When I flying around the island once, he was going to fast as he said. But he also went to the police station and wrecked the officer's desk. Stole his wallet and went out drinking, and after climbed a tree and dropped ice cream on the cop making it look like he pooped.

However I saw... that wasn't ice cream... "okay so maybe it wasn't ice cream" the yellow belly said nervously. "We get it" I said face palming, "and Terrance, it says here in your little Filey..." Matilda said addressing the big guy. She droned off looking quite frightened, I looked visibly nervous and shifted positions where Dad was next to Terrance and not me.

"It seems Terrance has had... an Um... accident... anyway Bomb here joined us a week ago, mind telling us why you're here?" She asked the big black bird. "When I get upset... I tend to, blow up" he said.

"You mean like get mad?" I asked, "no I mean I explode, like a bomb" he then made a sound effect of a bomb dropping from the sky. "Hence the name" Chuck squealed, "What no way" I said, "oh yes way" Bomb said. "Do it!" Chuck said, "Wait he just said he can blow up like a bomb and you want him to do it?" I commented.

"No can do little amigo, I just went boom boom before class" Bomb said. "Hey look I don't want to be here at all but this could maybe make it interesting to me. So please explode" Dad said.

I sighed and face palmed again, "you can't do it can you?" Chuck said, "I can answer that" I said plucking out one of Bomb's feathers. "OW?! Hey why'd you do that for?" Bomb asked me, I then swallowed the feather.

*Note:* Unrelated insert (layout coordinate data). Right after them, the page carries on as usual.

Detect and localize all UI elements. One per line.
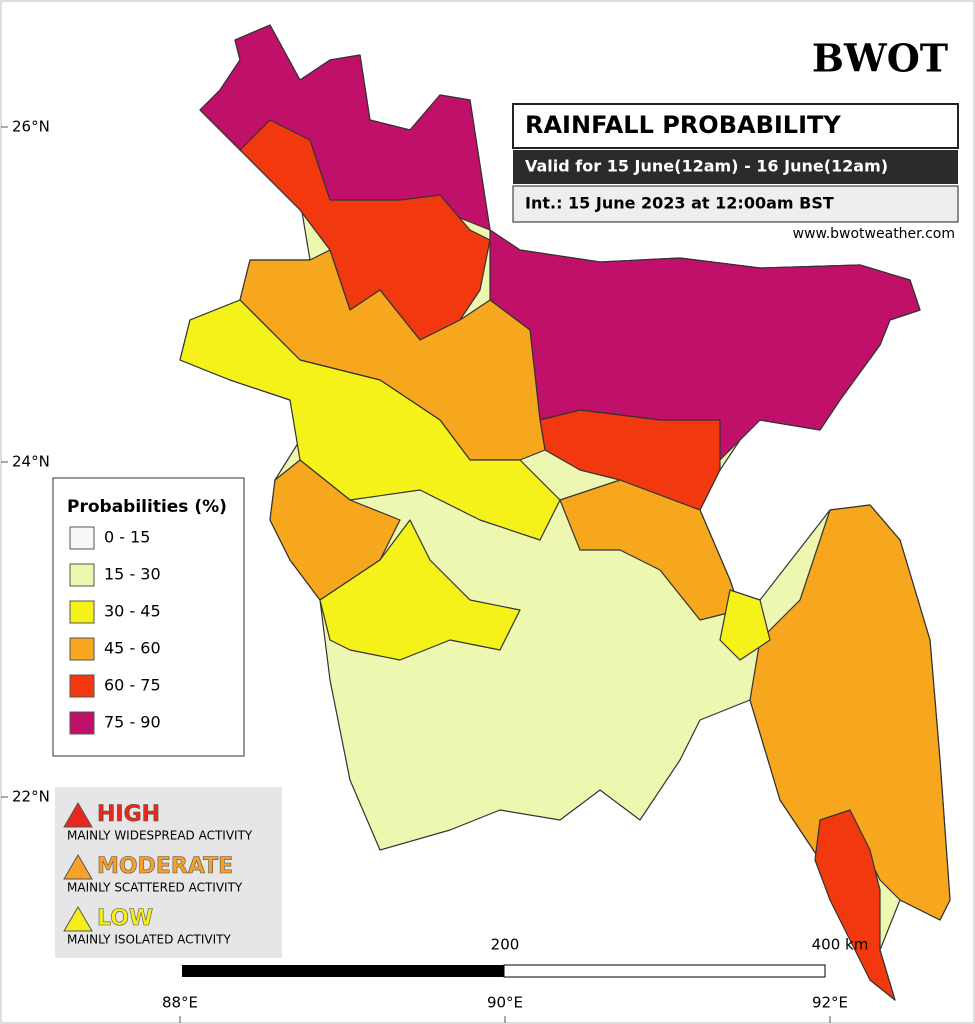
init-box (512, 185, 959, 223)
valid-text: Valid for 15 June(12am) - 16 June(12am) (525, 157, 888, 176)
longitude-labels: 88°E 90°E 92°E (162, 994, 848, 1023)
latitude-label: 22°N (12, 788, 50, 806)
legend-swatch (69, 674, 95, 698)
risk-box (55, 787, 282, 958)
longitude-label: 92°E (812, 994, 848, 1012)
legend-swatch (69, 563, 95, 587)
region (814, 809, 896, 1001)
legend-label: 30 - 45 (104, 602, 161, 621)
region (719, 589, 771, 661)
legend-label: 45 - 60 (104, 639, 161, 658)
latitude-label: 26°N (12, 118, 50, 136)
risk-triangle (63, 854, 93, 880)
risk-level: MODERATE (97, 854, 233, 879)
risk-items: HIGH MAINLY WIDESPREAD ACTIVITY MODERATE MA… (63, 802, 253, 947)
latitude-label: 24°N (12, 453, 50, 471)
legend-swatch (69, 711, 95, 735)
scale-label: 200 (491, 936, 520, 954)
legend-label: 75 - 90 (104, 713, 161, 732)
latitude-labels: 26°N 24°N 22°N (1, 118, 50, 806)
title: RAINFALL PROBABILITY (525, 111, 841, 139)
risk-level: LOW (97, 906, 153, 931)
scale-bar-black (182, 965, 504, 977)
legend-title: Probabilities (%) (67, 497, 227, 517)
longitude-label: 88°E (162, 994, 198, 1012)
risk-triangle (63, 802, 93, 828)
risk-triangle (63, 906, 93, 932)
risk-level: HIGH (97, 802, 160, 827)
scale-label: 400 km (812, 936, 869, 954)
init-text: Int.: 15 June 2023 at 12:00am BST (525, 194, 834, 213)
scale-bar-white (503, 964, 826, 978)
legend-swatch (69, 637, 95, 661)
regions (179, 24, 951, 1001)
legend-items: 0 - 15 15 - 30 30 - 45 45 - 60 60 - 75 75 - 9… (69, 526, 161, 735)
logo: BWOT (812, 36, 948, 81)
legend-swatch (69, 600, 95, 624)
legend-label: 15 - 30 (104, 565, 161, 584)
website: www.bwotweather.com (793, 226, 955, 242)
risk-description: MAINLY SCATTERED ACTIVITY (67, 881, 243, 895)
title-box (512, 103, 959, 149)
legend-swatch (69, 526, 95, 550)
legend-label: 0 - 15 (104, 528, 150, 547)
region (749, 504, 951, 921)
region (319, 519, 521, 661)
risk-description: MAINLY WIDESPREAD ACTIVITY (67, 829, 253, 843)
region (559, 479, 741, 621)
valid-box (513, 150, 958, 184)
risk-description: MAINLY ISOLATED ACTIVITY (67, 933, 231, 947)
legend-label: 60 - 75 (104, 676, 161, 695)
longitude-label: 90°E (487, 994, 523, 1012)
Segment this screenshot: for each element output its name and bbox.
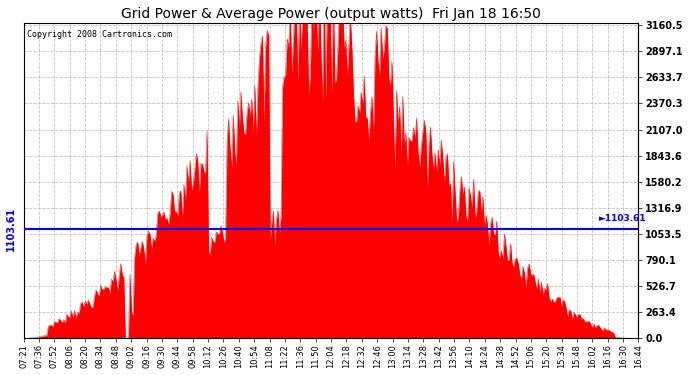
Text: Copyright 2008 Cartronics.com: Copyright 2008 Cartronics.com — [27, 30, 172, 39]
Text: 1103.61: 1103.61 — [6, 207, 16, 251]
Title: Grid Power & Average Power (output watts)  Fri Jan 18 16:50: Grid Power & Average Power (output watts… — [121, 7, 541, 21]
Text: ►1103.61: ►1103.61 — [598, 214, 646, 223]
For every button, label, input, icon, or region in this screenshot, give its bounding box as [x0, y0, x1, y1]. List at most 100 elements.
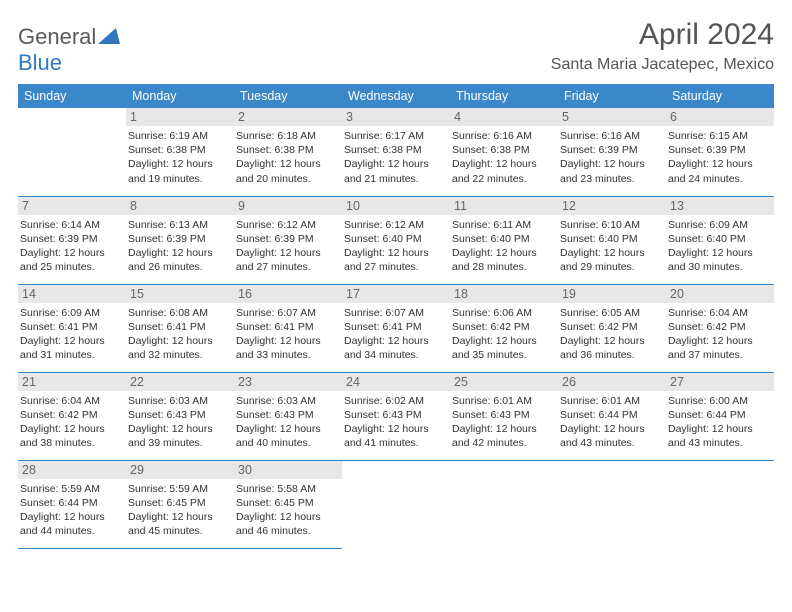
day-detail-line: Daylight: 12 hours [236, 422, 338, 436]
day-detail-line: and 22 minutes. [452, 172, 554, 186]
day-detail-line: Sunset: 6:39 PM [20, 232, 122, 246]
day-detail-line: Sunset: 6:39 PM [236, 232, 338, 246]
day-number: 7 [18, 197, 126, 215]
day-number: 16 [234, 285, 342, 303]
day-details: Sunrise: 6:10 AMSunset: 6:40 PMDaylight:… [558, 215, 666, 277]
day-number: 14 [18, 285, 126, 303]
day-details: Sunrise: 6:16 AMSunset: 6:39 PMDaylight:… [558, 126, 666, 188]
day-detail-line: Sunset: 6:45 PM [128, 496, 230, 510]
day-detail-line: Sunrise: 6:10 AM [560, 218, 662, 232]
calendar-week-row: 1Sunrise: 6:19 AMSunset: 6:38 PMDaylight… [18, 108, 774, 196]
day-number: 4 [450, 108, 558, 126]
calendar-table: SundayMondayTuesdayWednesdayThursdayFrid… [18, 84, 774, 549]
calendar-cell: 11Sunrise: 6:11 AMSunset: 6:40 PMDayligh… [450, 196, 558, 284]
day-details: Sunrise: 6:06 AMSunset: 6:42 PMDaylight:… [450, 303, 558, 365]
day-number: 22 [126, 373, 234, 391]
day-detail-line: Sunset: 6:42 PM [20, 408, 122, 422]
day-detail-line: Sunrise: 6:15 AM [668, 129, 770, 143]
day-details: Sunrise: 5:58 AMSunset: 6:45 PMDaylight:… [234, 479, 342, 541]
day-number: 17 [342, 285, 450, 303]
calendar-cell: 21Sunrise: 6:04 AMSunset: 6:42 PMDayligh… [18, 372, 126, 460]
day-detail-line: and 38 minutes. [20, 436, 122, 450]
day-detail-line: Sunset: 6:42 PM [560, 320, 662, 334]
day-detail-line: Sunrise: 6:17 AM [344, 129, 446, 143]
day-detail-line: Daylight: 12 hours [452, 157, 554, 171]
day-detail-line: Daylight: 12 hours [452, 246, 554, 260]
day-detail-line: Sunrise: 5:58 AM [236, 482, 338, 496]
day-detail-line: and 42 minutes. [452, 436, 554, 450]
day-detail-line: Sunrise: 6:19 AM [128, 129, 230, 143]
day-number: 26 [558, 373, 666, 391]
calendar-cell: 23Sunrise: 6:03 AMSunset: 6:43 PMDayligh… [234, 372, 342, 460]
day-number: 25 [450, 373, 558, 391]
day-detail-line: Sunset: 6:39 PM [668, 143, 770, 157]
day-detail-line: Sunset: 6:41 PM [128, 320, 230, 334]
calendar-cell: 15Sunrise: 6:08 AMSunset: 6:41 PMDayligh… [126, 284, 234, 372]
day-detail-line: and 44 minutes. [20, 524, 122, 538]
day-detail-line: Sunset: 6:43 PM [236, 408, 338, 422]
day-detail-line: Sunrise: 6:06 AM [452, 306, 554, 320]
day-detail-line: Sunrise: 6:11 AM [452, 218, 554, 232]
day-details: Sunrise: 6:15 AMSunset: 6:39 PMDaylight:… [666, 126, 774, 188]
day-details: Sunrise: 6:14 AMSunset: 6:39 PMDaylight:… [18, 215, 126, 277]
day-detail-line: Daylight: 12 hours [128, 334, 230, 348]
weekday-header: Monday [126, 84, 234, 108]
day-detail-line: Sunrise: 6:03 AM [236, 394, 338, 408]
day-detail-line: Daylight: 12 hours [560, 157, 662, 171]
day-details: Sunrise: 6:01 AMSunset: 6:43 PMDaylight:… [450, 391, 558, 453]
calendar-week-row: 28Sunrise: 5:59 AMSunset: 6:44 PMDayligh… [18, 460, 774, 548]
day-detail-line: and 21 minutes. [344, 172, 446, 186]
day-number: 6 [666, 108, 774, 126]
day-number: 9 [234, 197, 342, 215]
day-detail-line: and 35 minutes. [452, 348, 554, 362]
day-detail-line: Sunset: 6:45 PM [236, 496, 338, 510]
day-detail-line: Sunrise: 6:14 AM [20, 218, 122, 232]
day-details: Sunrise: 6:09 AMSunset: 6:41 PMDaylight:… [18, 303, 126, 365]
day-detail-line: Sunset: 6:43 PM [344, 408, 446, 422]
day-detail-line: Daylight: 12 hours [668, 157, 770, 171]
day-detail-line: Sunrise: 5:59 AM [128, 482, 230, 496]
day-detail-line: and 27 minutes. [344, 260, 446, 274]
calendar-cell: 6Sunrise: 6:15 AMSunset: 6:39 PMDaylight… [666, 108, 774, 196]
calendar-week-row: 21Sunrise: 6:04 AMSunset: 6:42 PMDayligh… [18, 372, 774, 460]
day-details: Sunrise: 6:04 AMSunset: 6:42 PMDaylight:… [666, 303, 774, 365]
day-detail-line: Sunrise: 5:59 AM [20, 482, 122, 496]
day-details: Sunrise: 6:12 AMSunset: 6:39 PMDaylight:… [234, 215, 342, 277]
day-details: Sunrise: 6:17 AMSunset: 6:38 PMDaylight:… [342, 126, 450, 188]
day-detail-line: and 43 minutes. [668, 436, 770, 450]
day-detail-line: Sunset: 6:40 PM [668, 232, 770, 246]
day-detail-line: and 45 minutes. [128, 524, 230, 538]
day-detail-line: Daylight: 12 hours [560, 422, 662, 436]
day-detail-line: Sunset: 6:39 PM [560, 143, 662, 157]
calendar-cell: 5Sunrise: 6:16 AMSunset: 6:39 PMDaylight… [558, 108, 666, 196]
day-number: 28 [18, 461, 126, 479]
weekday-header: Friday [558, 84, 666, 108]
calendar-cell [666, 460, 774, 548]
day-detail-line: Daylight: 12 hours [20, 246, 122, 260]
day-detail-line: and 34 minutes. [344, 348, 446, 362]
day-details: Sunrise: 6:03 AMSunset: 6:43 PMDaylight:… [126, 391, 234, 453]
calendar-cell: 25Sunrise: 6:01 AMSunset: 6:43 PMDayligh… [450, 372, 558, 460]
weekday-header: Tuesday [234, 84, 342, 108]
day-number: 12 [558, 197, 666, 215]
day-details: Sunrise: 6:16 AMSunset: 6:38 PMDaylight:… [450, 126, 558, 188]
day-detail-line: Sunrise: 6:12 AM [344, 218, 446, 232]
brand-name-part1: General [18, 24, 96, 49]
day-detail-line: Sunrise: 6:08 AM [128, 306, 230, 320]
day-detail-line: Sunrise: 6:09 AM [20, 306, 122, 320]
day-detail-line: Sunrise: 6:05 AM [560, 306, 662, 320]
day-detail-line: Sunset: 6:38 PM [236, 143, 338, 157]
day-details: Sunrise: 6:04 AMSunset: 6:42 PMDaylight:… [18, 391, 126, 453]
day-number: 27 [666, 373, 774, 391]
day-details: Sunrise: 6:00 AMSunset: 6:44 PMDaylight:… [666, 391, 774, 453]
day-detail-line: Sunrise: 6:12 AM [236, 218, 338, 232]
day-detail-line: Daylight: 12 hours [452, 422, 554, 436]
weekday-header: Saturday [666, 84, 774, 108]
day-detail-line: Sunset: 6:42 PM [452, 320, 554, 334]
day-detail-line: Daylight: 12 hours [452, 334, 554, 348]
day-detail-line: and 27 minutes. [236, 260, 338, 274]
calendar-cell: 1Sunrise: 6:19 AMSunset: 6:38 PMDaylight… [126, 108, 234, 196]
day-detail-line: and 39 minutes. [128, 436, 230, 450]
day-number: 11 [450, 197, 558, 215]
day-detail-line: Daylight: 12 hours [20, 334, 122, 348]
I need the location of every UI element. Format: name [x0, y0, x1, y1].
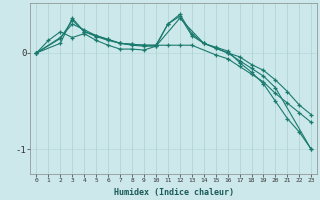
X-axis label: Humidex (Indice chaleur): Humidex (Indice chaleur) [114, 188, 234, 197]
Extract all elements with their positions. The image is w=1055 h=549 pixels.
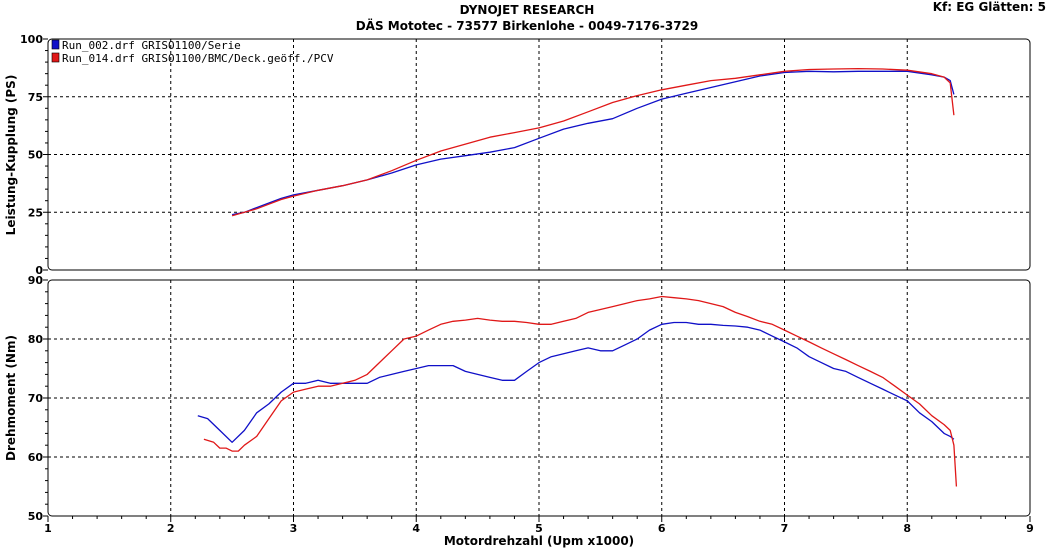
torque-y-ticks: 50 60 70 80 90 (28, 274, 48, 523)
x-tick-label: 4 (412, 522, 420, 535)
power-panel: 0 25 50 75 100 Leistung-Kupplung (PS) Run_00… (4, 33, 1031, 277)
power-y-tick-label: 100 (20, 33, 43, 46)
x-tick-label: 5 (535, 522, 543, 535)
power-y-tick-label: 50 (28, 149, 44, 162)
torque-series-group (197, 295, 958, 487)
chart-subtitle: DÄS Mototec - 73577 Birkenlohe - 0049-71… (356, 18, 699, 33)
legend-swatch-run-002 (51, 39, 60, 50)
legend-label-run-002: Run_002.drf GRISO1100/Serie (62, 39, 241, 52)
power-y-tick-label: 75 (28, 91, 43, 104)
torque-y-tick-label: 70 (28, 392, 44, 405)
legend-item-run-014: Run_014.drf GRISO1100/BMC/Deck.geöff./PC… (51, 52, 334, 65)
legend-swatch-run-014 (51, 52, 60, 63)
power-y-tick-label: 0 (35, 264, 43, 277)
x-tick-label: 2 (167, 522, 175, 535)
x-tick-label: 6 (658, 522, 666, 535)
torque-panel: 50 60 70 80 90 Drehmoment (Nm) (4, 274, 1031, 523)
torque-y-tick-label: 90 (28, 274, 44, 287)
torque-y-tick-label: 80 (28, 333, 44, 346)
legend-item-run-002: Run_002.drf GRISO1100/Serie (51, 39, 241, 52)
x-tick-label: 3 (290, 522, 298, 535)
torque-y-tick-label: 60 (28, 451, 44, 464)
x-tick-label: 1 (44, 522, 52, 535)
settings-label: Kf: EG Glätten: 5 (933, 0, 1046, 14)
torque-y-tick-label: 50 (28, 510, 44, 523)
power-series-group (231, 67, 955, 217)
power-y-ticks: 0 25 50 75 100 (20, 33, 48, 277)
x-axis-title: Motordrehzahl (Upm x1000) (444, 534, 634, 548)
x-axis-ticks: 1 2 3 4 5 6 7 8 9 (44, 516, 1034, 535)
x-tick-label: 7 (781, 522, 789, 535)
torque-grid (48, 280, 1030, 516)
power-y-axis-title: Leistung-Kupplung (PS) (4, 75, 18, 236)
x-tick-label: 8 (903, 522, 911, 535)
chart-title: DYNOJET RESEARCH (460, 3, 595, 17)
legend: Run_002.drf GRISO1100/Serie Run_014.drf … (51, 39, 334, 65)
torque-series-run-014 (203, 295, 958, 487)
power-series-run-014 (231, 67, 955, 217)
power-grid (48, 39, 1030, 270)
x-tick-label: 9 (1026, 522, 1034, 535)
torque-series-run-002 (197, 321, 955, 443)
legend-label-run-014: Run_014.drf GRISO1100/BMC/Deck.geöff./PC… (62, 52, 334, 65)
torque-y-axis-title: Drehmoment (Nm) (4, 335, 18, 461)
power-y-tick-label: 25 (28, 206, 43, 219)
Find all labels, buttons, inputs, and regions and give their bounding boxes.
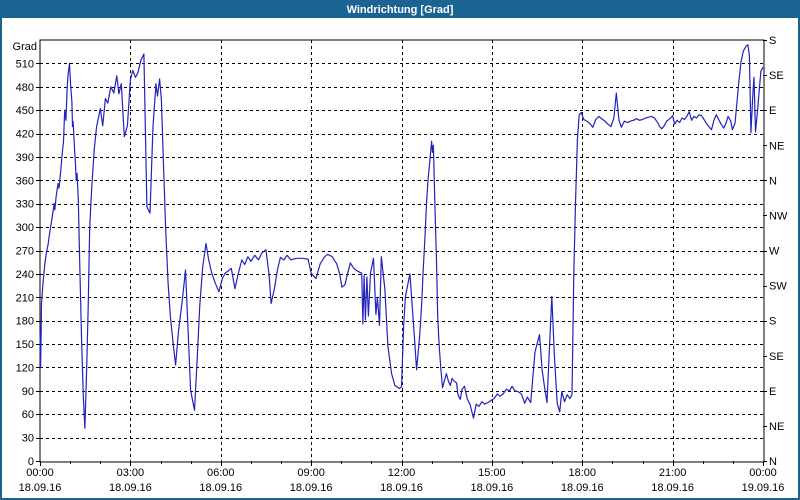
y-left-tick-label: 120 — [16, 362, 34, 374]
x-tick-date-label: 19.09.16 — [742, 482, 785, 494]
y-right-tick-label: E — [769, 105, 776, 117]
x-tick-date-label: 18.09.16 — [470, 482, 513, 494]
y-left-tick-label: 30 — [22, 433, 34, 445]
y-left-tick-label: 60 — [22, 409, 34, 421]
x-tick-date-label: 18.09.16 — [109, 482, 152, 494]
y-left-tick-label: 300 — [16, 222, 34, 234]
window-titlebar: Windrichtung [Grad] — [2, 2, 798, 18]
plot-frame — [39, 39, 765, 463]
y-left-tick-label: 180 — [16, 316, 34, 328]
x-tick-date-label: 18.09.16 — [19, 482, 62, 494]
x-tick-time-label: 15:00 — [478, 467, 506, 479]
wind-direction-chart: 0 30 60 90 120 150 180 210 240 270 300 330 360 390 420… — [13, 35, 788, 494]
x-tick-time-label: 00:00 — [26, 467, 54, 479]
y-left-tick-label: 150 — [16, 339, 34, 351]
y-right-tick-label: N — [769, 456, 777, 468]
window-title: Windrichtung [Grad] — [346, 4, 454, 16]
x-tick-time-label: 09:00 — [297, 467, 325, 479]
series-line-windrichtung — [39, 44, 764, 429]
y-left-tick-label: 390 — [16, 152, 34, 164]
y-right-tick-label: SE — [769, 70, 784, 82]
y-right-tick-label: NW — [769, 210, 788, 222]
x-tick-time-label: 21:00 — [659, 467, 687, 479]
y-left-tick-label: 210 — [16, 292, 34, 304]
y-left-tick-label: 330 — [16, 199, 34, 211]
x-tick-date-label: 18.09.16 — [651, 482, 694, 494]
x-tick-date-label: 18.09.16 — [561, 482, 604, 494]
y-right-tick-label: NE — [769, 421, 784, 433]
chart-host: 0 30 60 90 120 150 180 210 240 270 300 330 360 390 420… — [2, 18, 798, 498]
y-right-tick-label: W — [769, 246, 780, 258]
y-axis-title: Grad — [13, 41, 37, 53]
y-left-tick-label: 510 — [16, 58, 34, 70]
x-tick-time-label: 06:00 — [207, 467, 235, 479]
x-tick-date-label: 18.09.16 — [380, 482, 423, 494]
y-right-tick-label: SE — [769, 351, 784, 363]
y-right-tick-label: S — [769, 35, 776, 47]
y-right-tick-label: N — [769, 175, 777, 187]
y-left-tick-label: 480 — [16, 82, 34, 94]
y-left-tick-label: 240 — [16, 269, 34, 281]
x-tick-date-label: 18.09.16 — [199, 482, 242, 494]
y-right-tick-label: S — [769, 316, 776, 328]
y-left-tick-label: 90 — [22, 386, 34, 398]
x-tick-time-label: 00:00 — [749, 467, 777, 479]
y-left-tick-label: 450 — [16, 105, 34, 117]
y-left-tick-label: 360 — [16, 175, 34, 187]
y-left-tick-label: 0 — [28, 456, 34, 468]
y-left-tick-label: 420 — [16, 129, 34, 141]
x-tick-date-label: 18.09.16 — [290, 482, 333, 494]
y-right-tick-label: E — [769, 386, 776, 398]
x-tick-time-label: 12:00 — [388, 467, 416, 479]
y-left-tick-label: 270 — [16, 246, 34, 258]
x-tick-time-label: 03:00 — [117, 467, 145, 479]
x-tick-time-label: 18:00 — [568, 467, 596, 479]
y-right-tick-label: NE — [769, 140, 784, 152]
y-right-tick-label: SW — [769, 281, 787, 293]
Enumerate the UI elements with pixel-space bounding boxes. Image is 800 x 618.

Then my orange crest gained a small yellow tint on top of it, "oh he can, but I'm not gonna do it" I said sitting back down. "Oh yeah I forgot about your copying power" Red said, "Wait your kid can copy? What does that mean?" Chuck asked.

"If I eat the feathers of birds who have... uncommon abilities I can take them as my own" I explained. "Heck I actually gained one from Matilda" I said, "really you got an ability from me?" She asked. "Yeah Uh fire balls I believe" I answered, "OMGoodness, you have to show us" Chuck said before I plucked out one of his feathers as well. "Enhanced speed, interesting" I said.

Later on Matilda was having us do Yoga posses "nice form Coatl" she praised me "thanks" I replied holding stance. She got Dad to do it... and by that I mean she stuck him in that pose. I then looked over at Bomb to seehe was looking a little stressed out. "Uh Bomb are you Okay?" I asked, "Yeah, yeah I'm fine" he said.

I saw his head fuse starting to turn fully yellow, "Uh oh... uh Bomb please try to stay calm" I pleaded... then... we'll...

As he said before... he literally did explode.